Scientists from Francis Crick Institute, GlaxoSmithKline, and Newcastle University have found that mutations in the same LRRK2 protein cause it to act the same way in diseases such as Parkinson’s, Crohn’s, ulcerative colitis, and leprosy as it does in tuberculosis cases.

The researchers found that inhibiting the mutated LRRK2 cleared up the TB infection in mice and could work similarly for these other, currently irreversible, diseases. “We think that this mechanism might also be at play in Parkinson’s disease, where abnormal masses of protein called ‘Lewy bodies’ build up in neurons in the brain and cause damage,” Susanne Herbst, first author of the study at the Crick Institute, said in a statement. LRRK2 inhibiting drugs are now in development for Parkinson’s therapy and TB therapies for newly emerging resistant strains of the infection popping up worldwide.

FDA Update:

Drug Approvals

The FDA approved the first non-opioid drug therapy for the treatment of opioid withdrawal symptoms in adults. US WorldMeds LLC developed Lucemyra to help facilitate immediate discontinuation of opioids by mitigating withdrawal symptoms such as anxiety, agitation, sleep problems, muscle aches, runny nose, sweating, nausea, vomiting, diarrhea, and drug craving. The oral medication can be used for up to 14 days as a safe component of a long-term treatment for a patient opioid use disorder.

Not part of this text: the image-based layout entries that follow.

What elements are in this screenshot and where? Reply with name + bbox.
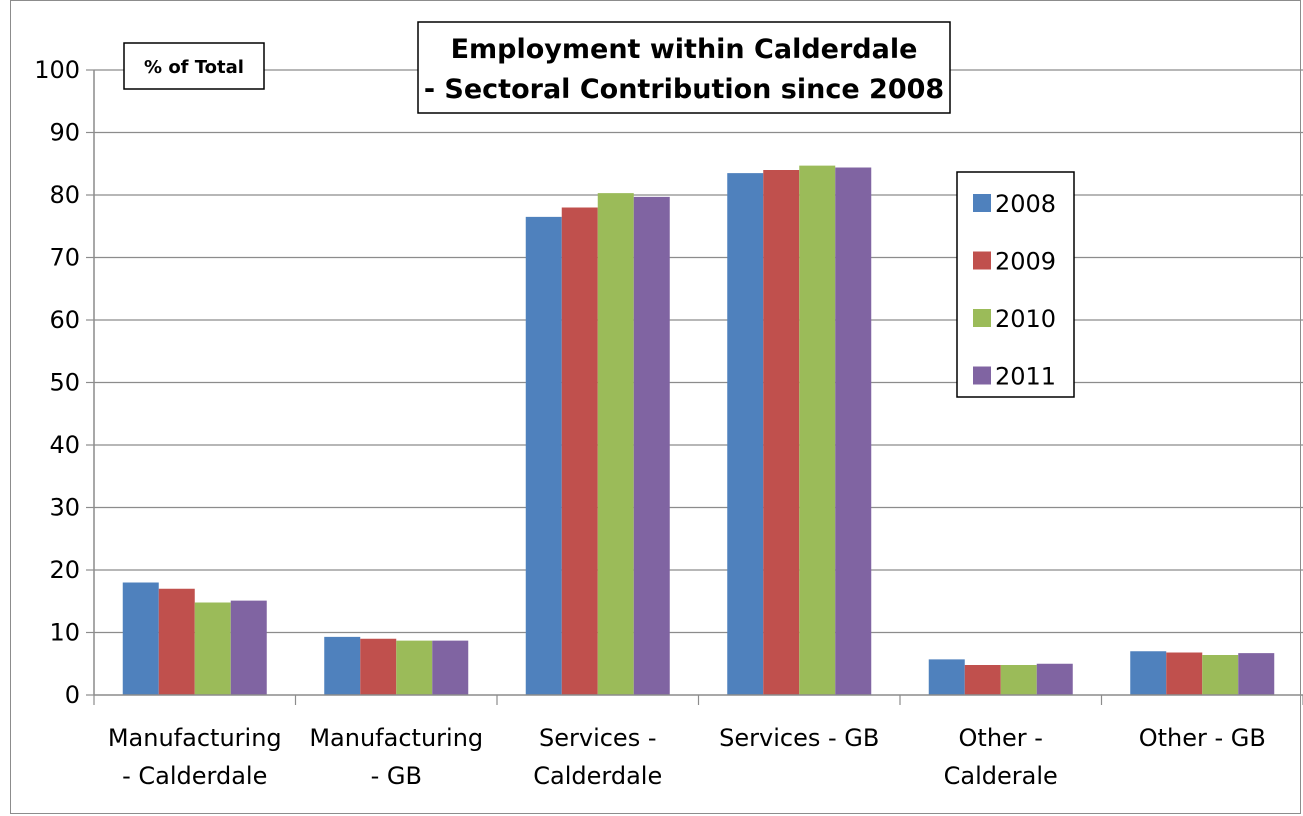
x-category-label: Calderdale xyxy=(533,762,662,790)
bar-2010 xyxy=(597,193,634,695)
chart-frame xyxy=(10,0,1301,814)
x-category-label: - GB xyxy=(371,762,422,790)
y-tick-label: 10 xyxy=(49,619,80,647)
x-category-label: - Calderdale xyxy=(122,762,267,790)
legend-label: 2011 xyxy=(995,363,1056,391)
y-tick-label: 30 xyxy=(49,494,80,522)
legend-label: 2009 xyxy=(995,248,1056,276)
bar-2011 xyxy=(835,167,872,695)
bar-2010 xyxy=(194,602,231,695)
y-tick-label: 80 xyxy=(49,181,80,209)
x-category-label: Other - xyxy=(959,724,1043,752)
legend-label: 2008 xyxy=(995,190,1056,218)
chart-title-line-2: - Sectoral Contribution since 2008 xyxy=(424,74,944,105)
y-tick-label: 90 xyxy=(49,119,80,147)
bar-2009 xyxy=(561,207,598,695)
y-axis-label: % of Total xyxy=(144,57,244,78)
bar-2009 xyxy=(763,170,800,695)
legend-swatch xyxy=(973,194,991,212)
bar-2008 xyxy=(727,173,764,695)
y-tick-label: 40 xyxy=(49,431,80,459)
bar-2011 xyxy=(230,600,267,695)
chart-title-line-1: Employment within Calderdale xyxy=(451,34,918,65)
bar-2010 xyxy=(1202,655,1239,695)
y-tick-label: 50 xyxy=(49,369,80,397)
bar-2008 xyxy=(1130,651,1167,695)
x-category-label: Services - GB xyxy=(719,724,879,752)
y-tick-label: 60 xyxy=(49,306,80,334)
bars xyxy=(122,165,1275,695)
legend-swatch xyxy=(973,251,991,270)
bar-2011 xyxy=(633,196,670,695)
axis-labels: 0 10 20 30 40 50 60 70 80 90 100 Manufacturing - Cal… xyxy=(34,56,1266,790)
x-category-label: Services - xyxy=(539,724,657,752)
bar-2009 xyxy=(158,588,195,695)
bar-2008 xyxy=(324,636,361,695)
bar-2008 xyxy=(122,582,159,695)
legend-swatch xyxy=(973,309,991,327)
y-tick-label: 70 xyxy=(49,244,80,272)
x-category-label: Manufacturing xyxy=(309,724,483,752)
bar-2011 xyxy=(432,640,469,695)
legend: 2008 2009 2010 2011 xyxy=(956,171,1075,398)
bar-2009 xyxy=(1166,652,1203,695)
bar-2011 xyxy=(1036,663,1073,695)
bar-2010 xyxy=(799,165,836,695)
legend-swatch xyxy=(973,366,991,385)
bar-2009 xyxy=(964,665,1001,695)
bar-2010 xyxy=(396,640,433,695)
y-tick-label: 100 xyxy=(34,56,80,84)
bar-2011 xyxy=(1238,653,1275,695)
bar-2009 xyxy=(360,638,397,695)
x-category-label: Other - GB xyxy=(1139,724,1266,752)
y-tick-label: 20 xyxy=(49,556,80,584)
x-category-label: Calderale xyxy=(944,762,1058,790)
gridlines xyxy=(94,69,1303,634)
bar-2008 xyxy=(928,659,965,695)
y-tick-label: 0 xyxy=(65,681,80,709)
bar-2008 xyxy=(525,216,562,695)
bar-2010 xyxy=(1000,665,1037,695)
chart-title-box: Employment within Calderdale - Sectoral … xyxy=(417,21,951,114)
x-category-label: Manufacturing xyxy=(108,724,282,752)
legend-label: 2010 xyxy=(995,305,1056,333)
y-axis-label-box: % of Total xyxy=(123,42,265,90)
axes xyxy=(86,69,1303,705)
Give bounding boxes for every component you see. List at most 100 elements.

AkaRx Inc. received approval for Doptelet, the first drug used to treat low blood platelet count, thrombocytopenia, in adults with chronic liver disease who are scheduled to undergo a medical or dental procedure. The drug safely increases platelet count in those who are at risk of bleeding profusely and requiring a platelet transfusion.

Liftique Blush is the latest method launched by the trademarked Liftique procedures that uses the safest FDA-approved technology to improve or eliminate symptoms such as urinary incontinence; recurrent UTIs; pain with intercourse; vaginal dryness; vaginal laxity; and any cosmetic concerns pertaining to a woman’s vaginal area after childbirth. With programs designed by Dr. Mickey Karram, Liftique Blush Pelvic Floor Health Services focuses on promoting the body’s natural ability for collagen synthesis, shrinking and tightening tissues while rehabilitating muscles in the reproductive area.

Medical Devices

The FDA approved the marketing of the CustomFlex Artificial Iris, a prosthetic eye iris made of thin, foldable medical-grade silicone. Clinical Research Consultants Inc. developed the device to treat congenital (genetic disorder in which the iris is completely or partially absent) and traumatic aniridia as well as iris defects due to other reasons or conditions, such as albinism or surgical removal after melanoma onset. The device is custom-made and can be sized and colored for each individual patient before being surgically inserted. The artificial iris functions just as the natural iris would by reducing the amount of light entering the eye.